The left foot is now pressed backward against the right foot, and with both feet extended, toes down, a nail is driven through the arch of each, leaving the knees moderately flexed. The Victim is now crucified. As He slowly sags down with more weight on the nails in the wrists excruciating pain shoots along the fingers and up the arms to explode in the brain — the nails in the wrists are putting pressure on the median nerves. As He pushes Himself upward to avoid this stretching torment, He places His full weight on the nail through His feet. Again there is the searing agony of the nail tearing through the nerves between the metatarsal bones of the feet.

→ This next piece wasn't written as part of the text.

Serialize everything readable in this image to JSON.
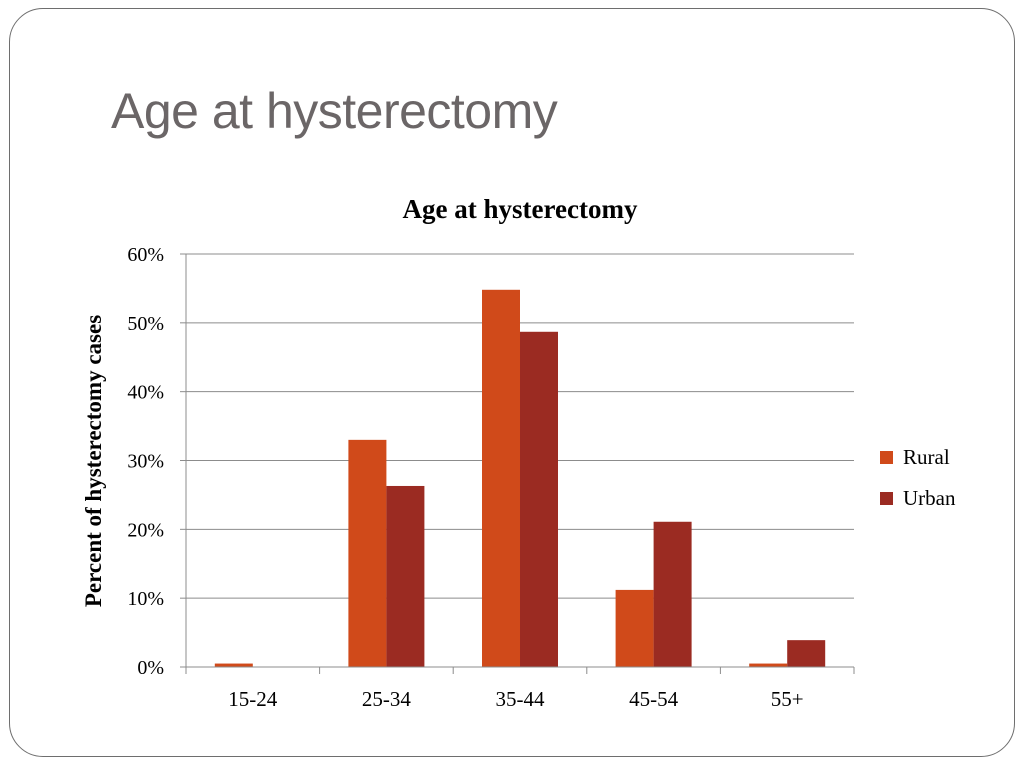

At this point, as the arms fatigue, great waves of cramps sweep over the muscles, knotting them in deep, relentless, throbbing pain. With these cramps comes the inability to push Himself upward. Hanging by his arms, the pectoral muscles are paralyzed and the intercostal muscles are unable to act. Air can be drawn into the lungs, but cannot be exhaled. Jesus fights to raise Himself in order to get even one short breath. Finally, carbon dioxide builds up in the lungs and in the blood stream and the cramps partially subside. Spasmodically, he is able to push Himself upward to exhale and bring in the life-giving oxygen.
Hours of limitless pain, cycles of twisting, joint-rending cramps, intermittent partial asphyxiation, searing pain where tissue is torn from His lacerated back as He moves up and down against the rough timber. Then another agony begins…A terrible crushing pain deep in the chest as the pericardium slowly fills with serum and begins to compress the heart.

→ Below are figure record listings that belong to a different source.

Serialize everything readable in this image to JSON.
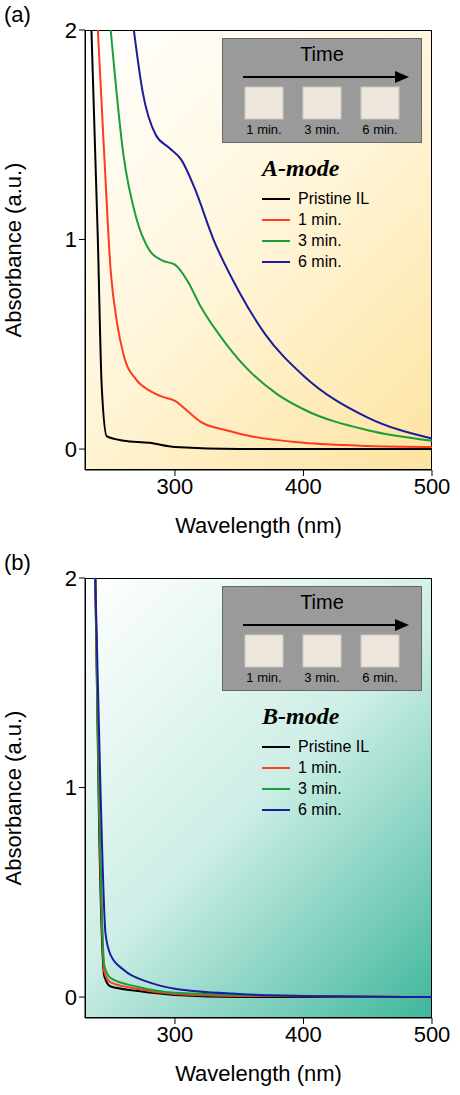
{
  "chart_data": [
    {
      "type": "line",
      "panel_label": "(a)",
      "mode_label": "A-mode",
      "x_label": "Wavelength (nm)",
      "y_label": "Absorbance (a.u.)",
      "xlim": [
        230,
        500
      ],
      "xticks": [
        300,
        400,
        500
      ],
      "ylim": [
        -0.1,
        2
      ],
      "yticks": [
        0,
        1,
        2
      ],
      "grid": false,
      "legend": "right",
      "inset": {
        "title": "Time",
        "labels": [
          "1 min.",
          "3 min.",
          "6 min."
        ]
      },
      "series": [
        {
          "name": "Pristine IL",
          "color": "#000000",
          "x": [
            235,
            240,
            243,
            247,
            260,
            280,
            300,
            350,
            500
          ],
          "values": [
            2,
            1.0,
            0.3,
            0.06,
            0.04,
            0.03,
            0.01,
            0,
            0
          ]
        },
        {
          "name": "1 min.",
          "color": "#ff3b1f",
          "x": [
            240,
            245,
            250,
            255,
            260,
            270,
            280,
            290,
            300,
            310,
            320,
            340,
            360,
            400,
            450,
            500
          ],
          "values": [
            2.0,
            1.4,
            0.85,
            0.6,
            0.45,
            0.33,
            0.28,
            0.25,
            0.23,
            0.18,
            0.13,
            0.09,
            0.06,
            0.03,
            0.015,
            0.01
          ]
        },
        {
          "name": "3 min.",
          "color": "#1a9e3a",
          "x": [
            250,
            260,
            270,
            280,
            290,
            300,
            310,
            320,
            340,
            360,
            380,
            400,
            450,
            500
          ],
          "values": [
            2.0,
            1.4,
            1.1,
            0.95,
            0.9,
            0.88,
            0.8,
            0.68,
            0.5,
            0.36,
            0.26,
            0.19,
            0.09,
            0.04
          ]
        },
        {
          "name": "6 min.",
          "color": "#1c1c9e",
          "x": [
            268,
            275,
            285,
            295,
            305,
            315,
            330,
            350,
            370,
            400,
            450,
            500
          ],
          "values": [
            2.0,
            1.7,
            1.5,
            1.44,
            1.38,
            1.25,
            1.0,
            0.75,
            0.55,
            0.35,
            0.15,
            0.05
          ]
        }
      ]
    },
    {
      "type": "line",
      "panel_label": "(b)",
      "mode_label": "B-mode",
      "x_label": "Wavelength (nm)",
      "y_label": "Absorbance (a.u.)",
      "xlim": [
        230,
        500
      ],
      "xticks": [
        300,
        400,
        500
      ],
      "ylim": [
        -0.1,
        2
      ],
      "yticks": [
        0,
        1,
        2
      ],
      "grid": false,
      "legend": "right",
      "inset": {
        "title": "Time",
        "labels": [
          "1 min.",
          "3 min.",
          "6 min."
        ]
      },
      "series": [
        {
          "name": "Pristine IL",
          "color": "#000000",
          "x": [
            238,
            241,
            245,
            250,
            270,
            300,
            350,
            500
          ],
          "values": [
            2,
            0.8,
            0.1,
            0.05,
            0.03,
            0.01,
            0,
            0
          ]
        },
        {
          "name": "1 min.",
          "color": "#ff3b1f",
          "x": [
            238,
            241,
            245,
            250,
            270,
            300,
            350,
            500
          ],
          "values": [
            2,
            0.9,
            0.12,
            0.07,
            0.04,
            0.015,
            0.005,
            0
          ]
        },
        {
          "name": "3 min.",
          "color": "#1a9e3a",
          "x": [
            238,
            241,
            245,
            250,
            270,
            300,
            350,
            500
          ],
          "values": [
            2,
            0.95,
            0.15,
            0.09,
            0.05,
            0.02,
            0.01,
            0
          ]
        },
        {
          "name": "6 min.",
          "color": "#1c1c9e",
          "x": [
            238,
            242,
            246,
            250,
            260,
            280,
            300,
            350,
            400,
            500
          ],
          "values": [
            2,
            1.0,
            0.3,
            0.2,
            0.13,
            0.07,
            0.04,
            0.015,
            0.005,
            0
          ]
        }
      ]
    }
  ]
}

It is now almost over. The loss of tissue fluids has reached a critical level; the compressed heart is struggling to pump heavy, thick, sluggish blood into the tissue; the tortured lungs are making a frantic effort to gasp in small gulps of air. The markedly dehydrated tissues send their flood of stimuli to the brain.
Finally, Jesus cries, “Father! Into thy hands I commit my spirit.”
The common method of ending a crucifixion was by crurifracture, the breaking of the bones of the legs. This prevented the victim from pushing himself upward; thus the tension could not be relieved from the muscles of the chest and rapid suffocation occurred. The legs of the two thieves were broken, but when the soldiers came to Jesus they saw that this was unnecessary.
Apparently to make doubly sure of death, the legionnaire drove his lance through the fifth interspace between the ribs, upward through the pericardium and into the heart, “And immediately there came out blood and water.” That is, there was an escape of water fluid from the sac surrounding the heart, giving postmortem evidence that Jesus died not the usual crucifixion death by suffocation, but of heart failure due to shock and constriction of the heart by fluid in the pericardium.
Even if Jesus did not die from crucifixion and “giving up His spirit”, he would have been dead after His side being pierced.